Bombina Orientalis
Classificazione
Regno: Animale
Phylum: Chordata
Classe: Amphibia
Ordine: Anura
Famiglia: Bombinatoridae
Genere: Bombina
Specie: Bombina orientalis
Origine e habitat naturale
Vive in stagni, paludi e risaie di Corea, Cina nordorientale e aree adiacenti della Russia. È un anfibio prevalentemente acquatico che si trova in foreste umide. Passa la maggior parte del tempo in acqua, tra la densa vegetazione acquatica
Descrizione
Raggiunge una taglia di circa 4,5 cm ed è piuttosto attivo.
Ha una vivace colorazione, superiormente verde e nera e inferiormente arancio/rossa e nera; il colore ha la funzione di avvertire i potenziali predatori della sua tossicità, in quanto la pelle secerne sostanze irritanti. Se ingerita da un altro anfibio o da un animale domestico può causare intossicazione. Se deve essere maneggiata (cosa che deve avvenire solo se strettamente necessario) si devono utilizzare dei guanti in lattice senza talco e precedentemente inumiditi per non danneggiare la loro pelle molto sensibile e per non venire in contatto con le sostanze tossiche da loro prodotte.
Il dimorfismo sessuale è complicato, ma in genere i maschi possiedono un piccolo bottoncino nero a livello di avambraccio, il cosiddetto “callo nuziale”.
In cattività, se ben alloggiate e alimentate, possono raggiungere anche i15 anni di vita.
Allevamento in acquaterrario
L’habitat è un fattore fondamentale per la salute di questa specie. Normalmente si consiglia di adottare un gruppetto che può andare da 4 a 6 esemplari. Sono animali sociali e in natura vivono in gruppi numerosi. Questo aspetto obbliga ad una dimensione dell’acquaterrario almeno di 80-90 cm per 40-50. Le pareti devono essere di vetro e devono tenere l’ambiente abbastanza isolato, in modo da mantenere l’umidità molto alta
Questa rana necessita di un acquaterrario, per metà terrestre e per metà acquatico, con piante robuste, un coperchio e una buona areazione. Per la zona emersa si può utilizzare terriccio, sfagno, corteccia, fibra di cocco (sterilizzati in precedenza); si devono evitare materiali particolati, come la ghiaia, che se ingeriti accidentalmente possono causare ostruzione intestinale.

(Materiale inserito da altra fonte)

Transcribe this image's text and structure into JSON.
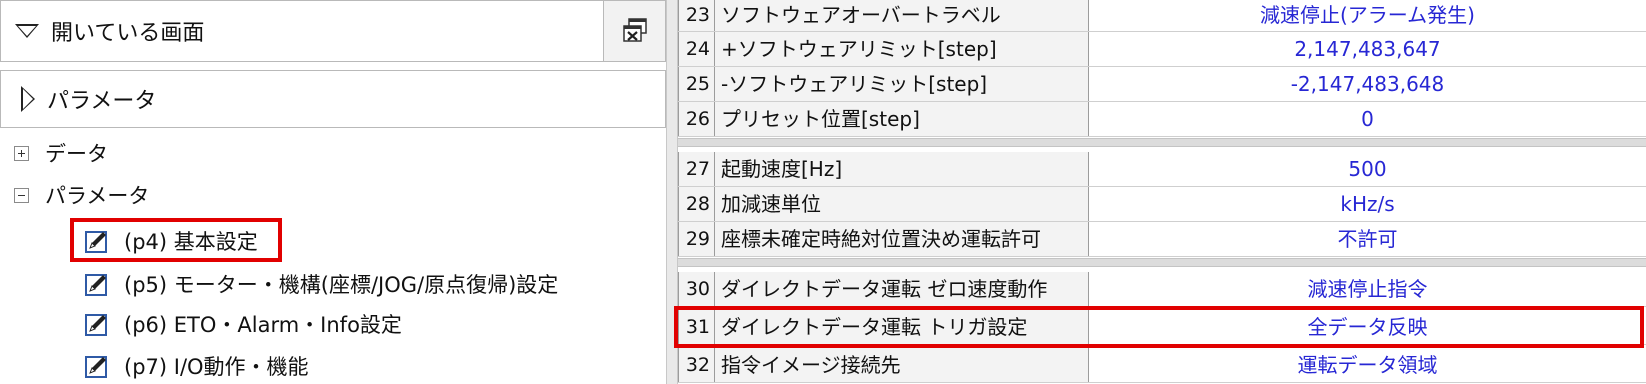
{
  "left_panel": {
    "open_screens_header": "開いている画面",
    "parameter_header": "パラメータ",
    "tree": [
      {
        "label": "データ",
        "expander": "plus"
      },
      {
        "label": "パラメータ",
        "expander": "minus"
      }
    ],
    "children": [
      {
        "label": "(p4) 基本設定",
        "highlighted": true
      },
      {
        "label": "(p5) モーター・機構(座標/JOG/原点復帰)設定",
        "highlighted": false
      },
      {
        "label": "(p6) ETO・Alarm・Info設定",
        "highlighted": false
      },
      {
        "label": "(p7) I/O動作・機能",
        "highlighted": false
      }
    ]
  },
  "parameter_grid": {
    "value_color": "#2727d4",
    "highlight_color": "#e10000",
    "groups": [
      {
        "rows": [
          {
            "no": "23",
            "name": "ソフトウェアオーバートラベル",
            "value": "減速停止(アラーム発生)"
          },
          {
            "no": "24",
            "name": "+ソフトウェアリミット[step]",
            "value": "2,147,483,647"
          },
          {
            "no": "25",
            "name": "-ソフトウェアリミット[step]",
            "value": "-2,147,483,648"
          },
          {
            "no": "26",
            "name": "プリセット位置[step]",
            "value": "0"
          }
        ]
      },
      {
        "rows": [
          {
            "no": "27",
            "name": "起動速度[Hz]",
            "value": "500"
          },
          {
            "no": "28",
            "name": "加減速単位",
            "value": "kHz/s"
          },
          {
            "no": "29",
            "name": "座標未確定時絶対位置決め運転許可",
            "value": "不許可"
          }
        ]
      },
      {
        "rows": [
          {
            "no": "30",
            "name": "ダイレクトデータ運転 ゼロ速度動作",
            "value": "減速停止指令"
          },
          {
            "no": "31",
            "name": "ダイレクトデータ運転 トリガ設定",
            "value": "全データ反映",
            "highlighted": true
          },
          {
            "no": "32",
            "name": "指令イメージ接続先",
            "value": "運転データ領域"
          }
        ]
      }
    ]
  }
}
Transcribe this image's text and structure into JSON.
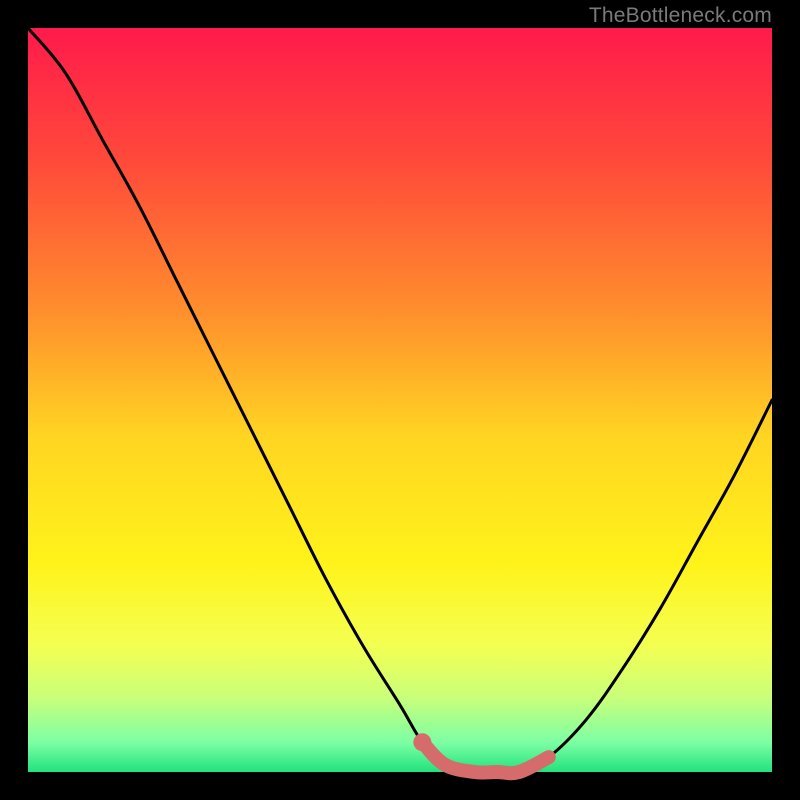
{
  "watermark": "TheBottleneck.com",
  "colors": {
    "background": "#000000",
    "curve": "#000000",
    "highlight": "#d66b6b",
    "watermark_text": "#7a7a7a",
    "gradient_stops": [
      {
        "offset": 0.0,
        "color": "#ff1a4b"
      },
      {
        "offset": 0.18,
        "color": "#ff4a3a"
      },
      {
        "offset": 0.38,
        "color": "#ff8e2d"
      },
      {
        "offset": 0.55,
        "color": "#ffd522"
      },
      {
        "offset": 0.72,
        "color": "#fff31a"
      },
      {
        "offset": 0.83,
        "color": "#f4ff52"
      },
      {
        "offset": 0.9,
        "color": "#c9ff7a"
      },
      {
        "offset": 0.96,
        "color": "#7dffa4"
      },
      {
        "offset": 1.0,
        "color": "#21e27d"
      }
    ]
  },
  "chart_data": {
    "type": "line",
    "title": "",
    "xlabel": "",
    "ylabel": "",
    "xlim": [
      0,
      100
    ],
    "ylim": [
      0,
      100
    ],
    "grid": false,
    "x": [
      0,
      5,
      10,
      15,
      20,
      25,
      30,
      35,
      40,
      45,
      50,
      53,
      56,
      60,
      63,
      66,
      70,
      75,
      80,
      85,
      90,
      95,
      100
    ],
    "series": [
      {
        "name": "curve",
        "values": [
          100,
          94,
          85,
          76,
          66,
          56,
          46,
          36,
          26,
          17,
          9,
          4,
          1,
          0,
          0,
          0,
          2,
          7,
          14,
          22,
          31,
          40,
          50
        ]
      }
    ],
    "highlight_segment": {
      "x": [
        53,
        56,
        60,
        63,
        66,
        70
      ],
      "values": [
        4,
        1,
        0,
        0,
        0,
        2
      ]
    }
  }
}
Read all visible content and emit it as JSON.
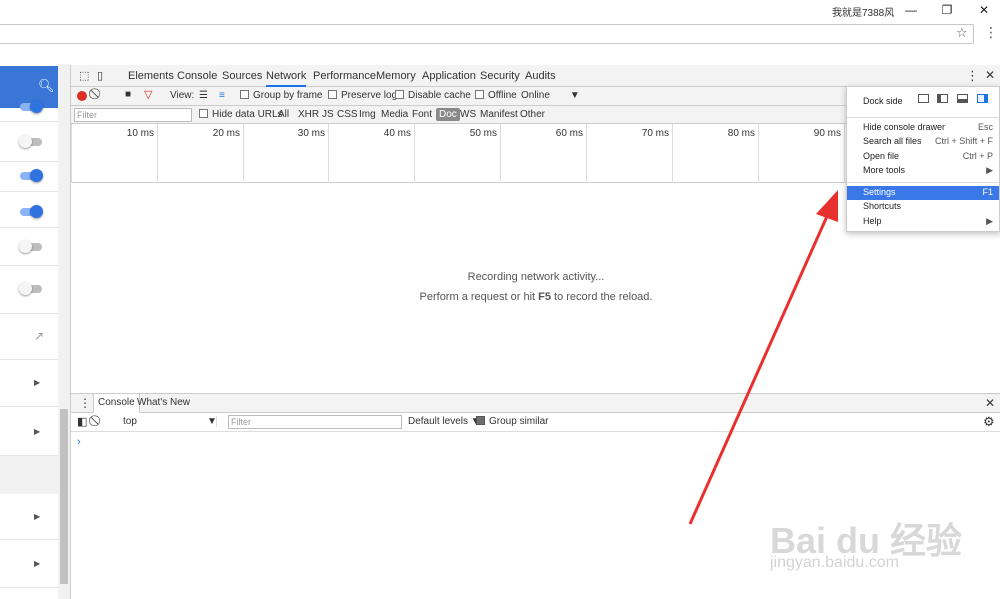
{
  "window": {
    "user_label": "我就是7388风",
    "min": "—",
    "restore": "❐",
    "close": "✕"
  },
  "addressbar": {
    "star": "☆",
    "menu": "⋮"
  },
  "devtools": {
    "tabs": [
      "Elements",
      "Console",
      "Sources",
      "Network",
      "Performance",
      "Memory",
      "Application",
      "Security",
      "Audits"
    ],
    "active_tab": "Network",
    "network_toolbar": {
      "view_label": "View:",
      "group_by_frame": "Group by frame",
      "preserve_log": "Preserve log",
      "disable_cache": "Disable cache",
      "offline": "Offline",
      "throttle": "Online"
    },
    "filter_bar": {
      "filter_placeholder": "Filter",
      "hide_data_urls": "Hide data URLs",
      "types": [
        "All",
        "XHR",
        "JS",
        "CSS",
        "Img",
        "Media",
        "Font",
        "Doc",
        "WS",
        "Manifest",
        "Other"
      ],
      "active_type": "Doc"
    },
    "timeline_ticks": [
      "10 ms",
      "20 ms",
      "30 ms",
      "40 ms",
      "50 ms",
      "60 ms",
      "70 ms",
      "80 ms",
      "90 ms"
    ],
    "empty_state": {
      "line1": "Recording network activity...",
      "line2_prefix": "Perform a request or hit ",
      "line2_key": "F5",
      "line2_suffix": " to record the reload."
    },
    "drawer": {
      "tabs": [
        "Console",
        "What's New"
      ],
      "context": "top",
      "filter_placeholder": "Filter",
      "levels": "Default levels ▼",
      "group_similar": "Group similar",
      "prompt": "›"
    }
  },
  "menu": {
    "dock_side": "Dock side",
    "items": [
      {
        "label": "Hide console drawer",
        "shortcut": "Esc"
      },
      {
        "label": "Search all files",
        "shortcut": "Ctrl + Shift + F"
      },
      {
        "label": "Open file",
        "shortcut": "Ctrl + P"
      },
      {
        "label": "More tools",
        "shortcut": "▶"
      },
      {
        "label": "Settings",
        "shortcut": "F1"
      },
      {
        "label": "Shortcuts",
        "shortcut": ""
      },
      {
        "label": "Help",
        "shortcut": "▶"
      }
    ]
  },
  "watermark": {
    "brand": "Bai du 经验",
    "url": "jingyan.baidu.com"
  },
  "colors": {
    "accent": "#1a73e8",
    "arrow": "#e8312f",
    "highlight": "#3b78e7",
    "record": "#d93025"
  }
}
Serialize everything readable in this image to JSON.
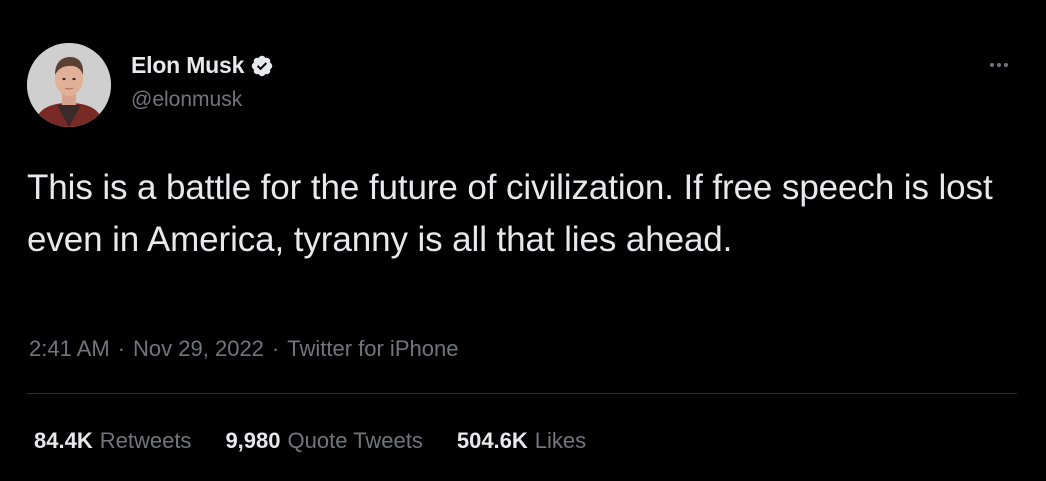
{
  "author": {
    "display_name": "Elon Musk",
    "handle": "@elonmusk",
    "verified_icon": "verified-badge-icon",
    "avatar": "profile-photo"
  },
  "tweet": {
    "text": "This is a battle for the future of civilization. If free speech is lost even in America, tyranny is all that lies ahead.",
    "time": "2:41 AM",
    "separator": "·",
    "date": "Nov 29, 2022",
    "source": "Twitter for iPhone"
  },
  "stats": [
    {
      "count": "84.4K",
      "label": "Retweets"
    },
    {
      "count": "9,980",
      "label": "Quote Tweets"
    },
    {
      "count": "504.6K",
      "label": "Likes"
    }
  ],
  "more_icon": "more-options-icon",
  "colors": {
    "background": "#000000",
    "text": "#e7e9ea",
    "secondary": "#71767b",
    "divider": "#2f3336"
  }
}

La zona acquatica deve essere abbastanza ampia da permettere il nuoto; quella emersa deve contenere dei nascondigli ricavati da piante, cortecce e legni. La parte acquatica non deve essere molto profonda (7-10 cm sono sufficienti) e deve permettere un facile accesso alla terra, per evitare l’annegamento. È importante curare la qualità e l’igiene dell’acqua (che deve essere declorata), utilizzando un piccolo filtro e controllando che non crei turbolenza nell’acqua.
Questo anfibio tollera un ampio range di temperature, purché non superiori a 28°C. La temperatura diurna ideale è di 22-26°C, con una leggera diminuzione notturna. Il riscaldamento si può effettuare con una piccola lampadina ad incandescenza posta in corrispondenza della zona emersa, lasciata accesa durante il giorno, in modo da creare una zona calda. In genere non è necessario riscaldare l’acqua se la temperatura è stabile nel range 22-24°C. Il fotoperiodo idoneo è di 12 ore di luce; non è necessaria una fonte di luce UVA/UVB, ma è comunque consigliabile utilizzarne una al 2% per anfibi.
Alimentazione
B. orientalis preferisce alimentarsi sulla terraferma; caccia attivamente e accetta solo prede vive, che si muovono. Si possono offrire una varietà di invertebrati tra cui grilli, lombrichi, tarme della farina, camole del miele, spolverati con un integratore minerale-vitaminico contenente anche calcio. Le prede due giorni prima della somministrazione vanno inoltre nutrite con alimenti arricchiti ricchi di calcio e vitamine, tra cui beta carotene, che serve a garantire il colore rosso brillante del ventre.
I giovani possono essere alimentati tutti i giorni, gli adulti ogni 2-3 giorni.
Riproduzione
La riproduzione viene stimolata da un periodo di abbassamento della temperatura a circa 10°C per 6-8 settimane verso la fine dell’inverno. Le femmine producono circa 300 uova per volta, adese a rocce, piante e tronchi sommersi; schiudono in circa una settimana. I girini sono onnivori. La metamorfosi richiede 4-8 settimane. La maturità sessuale viene raggiunta a un anno di età.
Non è elencata in CITES ed è quindi di libera vendita.